Hnatkova Katerina, Vicente Jose, Johannesen Lars, Garnett Christine, Stockbridge Norman, Malik Marek
National Heart and Lung Institute, Imperial College London, London, United Kingdom.
Division of Cardiovascular and Renal Products, Office of New Drugs, Center for Drug Evaluation and Research, U.S. Food and Drug Administration, Silver Spring, MD, United States.
Front Physiol. 2019 Jun 18;10:635. doi: 10.3389/fphys.2019.00635. eCollection 2019.
The accuracy of studies of drug-induced QTc changes depends, among others, on the accuracy of heart rate correction of QT interval. It has been recognized that when a drug leads to substantial heart rate changes, fixed universal corrections cannot be used and that alternative methods such as subject-specific corrections established for each study participant need to be considered. Nevertheless, the maximum heart rate change that permits use of fixed correction with reasonable accuracy has not been systematically investigated. We have therefore used full QT/heart-rate profiles of 751 healthy subjects (mean age 34.2 ± 9.6, range 18-61 years, 335 females) and compared their subject-specific corrections with 6 fixed corrections, namely Bazett, Fridericia, Framingham, Hodges, Rautaharju, and Sarma formulae. The comparison was based on statistical modeling experiments which simulated clinical studies of = 10 or = 50 female or male subjects. The experiments compared errors of ΔQTc intervals calculated as differences between QTc intervals at an initial heart rate (in the range of 40 to 120 beats per minute, bpm) and after a heart rate change (in the range from -20 to +20 bpm). The experiments also investigated errors due to spontaneous heart rate fluctuation and due to omission of correction for QT/RR hysteresis. In each experiment, the absolute value of the single-sided 90th percentile most remote from zero was used as the error estimate.

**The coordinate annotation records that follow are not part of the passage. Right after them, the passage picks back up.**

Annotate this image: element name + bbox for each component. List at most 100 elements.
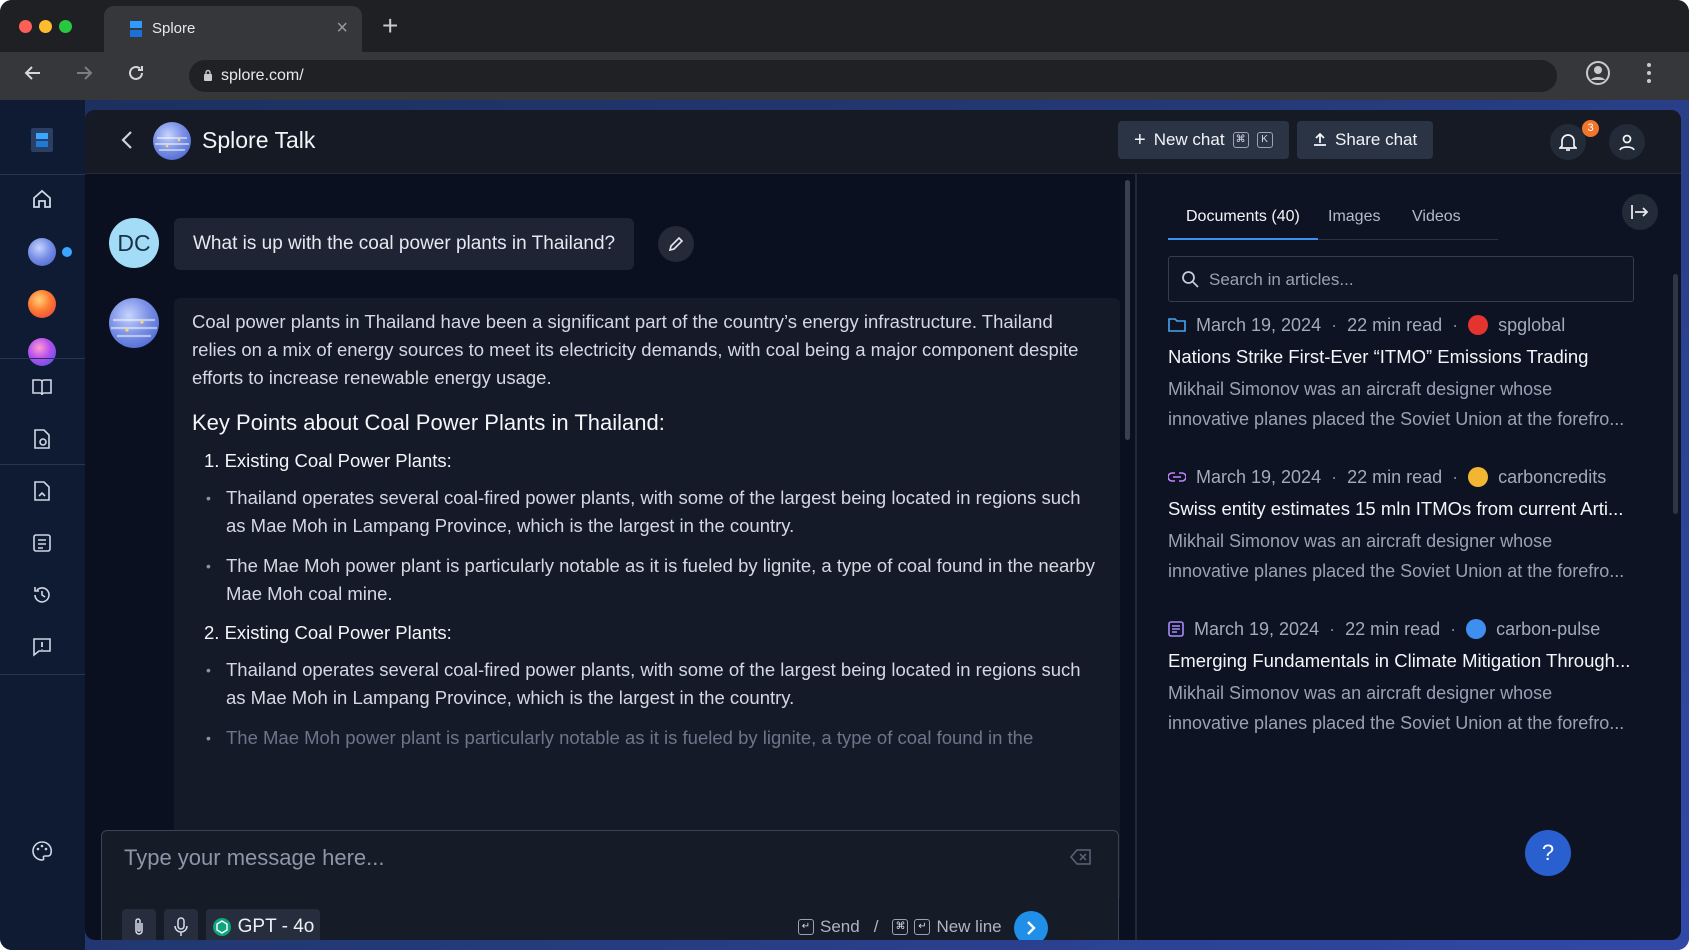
browser-window: Splore × + splore.com/ Splore Talk + New… [0, 0, 1689, 950]
splore-talk-orb-icon [28, 238, 56, 266]
article-card[interactable]: March 19, 2024 · 22 min read · spglobal … [1168, 312, 1638, 434]
chat-header: Splore Talk + New chat ⌘ K Share chat 3 [85, 110, 1681, 174]
answer-intro: Coal power plants in Thailand have been … [192, 311, 1079, 388]
url-text: splore.com/ [221, 67, 304, 84]
sidebar-item-splore-talk[interactable] [20, 230, 64, 274]
article-title[interactable]: Nations Strike First-Ever “ITMO” Emissio… [1168, 346, 1638, 368]
main-card: Splore Talk + New chat ⌘ K Share chat 3 [85, 110, 1681, 940]
new-chat-button[interactable]: + New chat ⌘ K [1118, 121, 1289, 159]
new-chat-label: New chat [1153, 130, 1225, 149]
tab-strip: Splore × + [0, 0, 1689, 52]
share-chat-label: Share chat [1335, 130, 1418, 149]
reload-icon[interactable] [120, 60, 152, 92]
newline-hint: New line [936, 917, 1002, 936]
sidebar-item-home[interactable] [20, 177, 64, 221]
article-search-input[interactable]: Search in articles... [1168, 256, 1634, 302]
upload-icon [1314, 133, 1326, 146]
article-read-time: 22 min read [1345, 618, 1441, 639]
tab-close-icon[interactable]: × [336, 17, 348, 40]
arrow-right-bar-icon [1631, 205, 1649, 219]
hint-separator: / [873, 917, 879, 936]
history-icon [34, 587, 50, 603]
tab-title: Splore [152, 20, 196, 37]
user-icon [1619, 134, 1635, 151]
article-title[interactable]: Swiss entity estimates 15 mln ITMOs from… [1168, 498, 1638, 520]
splore-talk-avatar [153, 122, 191, 160]
carbon-pulse-logo-icon [1466, 619, 1487, 639]
article-description: Mikhail Simonov was an aircraft designer… [1168, 683, 1625, 733]
cmd-key-icon: ⌘ [892, 919, 909, 935]
palette-icon [32, 841, 53, 861]
send-button[interactable] [1014, 911, 1048, 940]
chevron-right-icon [1027, 921, 1036, 935]
sidebar-item-theme[interactable] [20, 829, 64, 873]
article-read-time: 22 min read [1347, 314, 1443, 335]
article-card[interactable]: March 19, 2024 · 22 min read · carboncre… [1168, 464, 1638, 586]
tab-images[interactable]: Images [1328, 202, 1380, 240]
home-icon [33, 189, 51, 208]
tab-videos[interactable]: Videos [1412, 202, 1461, 240]
maximize-window-button[interactable] [59, 20, 72, 33]
article-card[interactable]: March 19, 2024 · 22 min read · carbon-pu… [1168, 616, 1638, 738]
forward-arrow-icon[interactable] [68, 60, 100, 92]
left-sidebar [0, 100, 85, 950]
tab-documents[interactable]: Documents (40) [1168, 202, 1318, 240]
profile-icon[interactable] [1585, 60, 1611, 86]
attach-button[interactable] [122, 909, 156, 940]
splore-logo[interactable] [20, 118, 64, 162]
feedback-icon [33, 638, 51, 657]
collapse-panel-button[interactable] [1622, 194, 1658, 230]
help-button[interactable]: ? [1525, 830, 1571, 876]
model-label: GPT - 4o [237, 916, 315, 937]
book-open-icon [32, 379, 52, 396]
sidebar-item-agent-orange[interactable] [20, 282, 64, 326]
article-description: Mikhail Simonov was an aircraft designer… [1168, 379, 1625, 429]
chat-scrollbar[interactable] [1125, 180, 1130, 440]
share-chat-button[interactable]: Share chat [1297, 121, 1434, 159]
answer-bullet: The Mae Moh power plant is particularly … [192, 552, 1102, 608]
article-date: March 19, 2024 [1194, 618, 1320, 639]
orange-orb-icon [28, 290, 56, 318]
sidebar-item-library[interactable] [20, 365, 64, 409]
paperclip-icon [135, 918, 143, 935]
k-key: K [1256, 132, 1273, 148]
bell-icon [1559, 134, 1577, 151]
sidebar-item-feedback[interactable] [20, 625, 64, 669]
assistant-avatar [109, 298, 159, 348]
clear-input-icon[interactable] [1070, 849, 1092, 865]
message-input[interactable]: Type your message here... [124, 845, 384, 871]
article-read-time: 22 min read [1347, 466, 1443, 487]
microphone-button[interactable] [164, 909, 198, 940]
assistant-message: Coal power plants in Thailand have been … [174, 298, 1120, 898]
splore-favicon-icon [130, 21, 142, 37]
minimize-window-button[interactable] [39, 20, 52, 33]
answer-bullet: Thailand operates several coal-fired pow… [192, 656, 1102, 712]
address-bar[interactable]: splore.com/ [189, 60, 1557, 92]
sidebar-item-history[interactable] [20, 573, 64, 617]
panel-scrollbar[interactable] [1673, 274, 1678, 514]
model-selector[interactable]: GPT - 4o [206, 909, 320, 940]
answer-bullet: Thailand operates several coal-fired pow… [192, 484, 1102, 540]
article-title[interactable]: Emerging Fundamentals in Climate Mitigat… [1168, 650, 1638, 672]
browser-tab[interactable]: Splore × [104, 6, 362, 52]
sidebar-item-reports[interactable] [20, 469, 64, 513]
browser-menu-icon[interactable] [1646, 60, 1652, 86]
plus-icon: + [1134, 128, 1146, 151]
purple-orb-icon [28, 338, 56, 366]
notifications-button[interactable] [1550, 124, 1586, 160]
carboncredits-logo-icon [1468, 467, 1489, 487]
chevron-left-icon[interactable] [119, 128, 135, 158]
notes-icon [33, 534, 51, 552]
message-composer[interactable]: Type your message here... GPT - 4o ↵ Sen… [101, 830, 1119, 940]
user-menu-button[interactable] [1609, 124, 1645, 160]
sidebar-item-documents[interactable] [20, 417, 64, 461]
sidebar-item-notes[interactable] [20, 521, 64, 565]
search-placeholder: Search in articles... [1209, 270, 1354, 289]
edit-message-button[interactable] [658, 226, 694, 262]
new-tab-button[interactable]: + [382, 10, 398, 42]
back-arrow-icon[interactable] [17, 60, 49, 92]
article-description: Mikhail Simonov was an aircraft designer… [1168, 531, 1625, 581]
close-window-button[interactable] [19, 20, 32, 33]
article-source: carboncredits [1498, 466, 1607, 487]
search-icon [1182, 271, 1199, 288]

Each experiment was repeated 10,000 times with random selection of modeled study group. From these repetitions, median and upper 80th percentile was derived and graphically displayed for all different combinations of initial heart rate and heart rate change. The results showed that Fridericia formula might be reasonable (with estimated errors of ΔQTc below 8 ms) in large studies if the heart rate does not change more than ± 10 bpm and that the errors by fixed corrections and the errors due to omission of QR/RR hysteresis are additive. Additionally, the results suggest that the variability introduced into QTc data by not correcting for the underlying heart rate accurately might have a greater impact in smaller studies. The errors by Framingham formula were practically the same as with the Fridericia formula. Other investigated fixed heart rate corrections led to larger ΔQTc errors.
药物诱导的QTc变化研究的准确性,尤其取决于QT间期心率校正的准确性。人们已经认识到,当一种药物导致心率大幅变化时,不能使用固定通用的校正方法,而需要考虑诸如为每个研究参与者建立的个体特异性校正等替代方法。然而,允许以合理准确性使用固定校正的最大心率变化尚未得到系统研究。因此,我们使用了751名健康受试者(平均年龄34.2±9.6岁,范围18 - 61岁,335名女性)的完整QT/心率曲线,并将他们的个体特异性校正与6种固定校正方法进行了比较,即巴泽特(Bazett)、弗里德里西亚(Fridericia)、弗雷明汉姆(Framingham)、霍奇斯(Hodges)、劳塔哈尔尤(Rautaharju)和萨尔马(Sarma)公式。该比较基于统计建模实验,这些实验模拟了10名或50名女性或男性受试者的临床研究。实验比较了ΔQTc间期的误差,该误差计算为初始心率(在每分钟40至120次心跳,bpm范围内)和心率变化后(在-20至+20 bpm范围内)QTc间期之间的差异。实验还研究了由于自发心率波动以及由于遗漏QT/RR滞后校正而导致的误差。在每个实验中,将最远离零的单侧第90百分位数的绝对值用作误差估计。每个实验随机选择模拟研究组重复进行10000次。从这些重复实验中,得出中位数和第80百分位数上限,并以图形方式显示初始心率和心率变化的所有不同组合。结果表明,如果心率变化不超过±10 bpm,弗里德里西亚公式在大型研究中可能是合理的(ΔQTc估计误差低于8毫秒),并且固定校正的误差和由于遗漏QR/RR滞后导致的误差是相加的。此外,结果表明,在较小的研究中,未准确校正基础心率而引入到QTc数据中的变异性可能具有更大的影响。弗雷明汉姆公式的误差与弗里德里西亚公式的误差实际上相同。其他研究的固定心率校正导致更大的ΔQTc误差。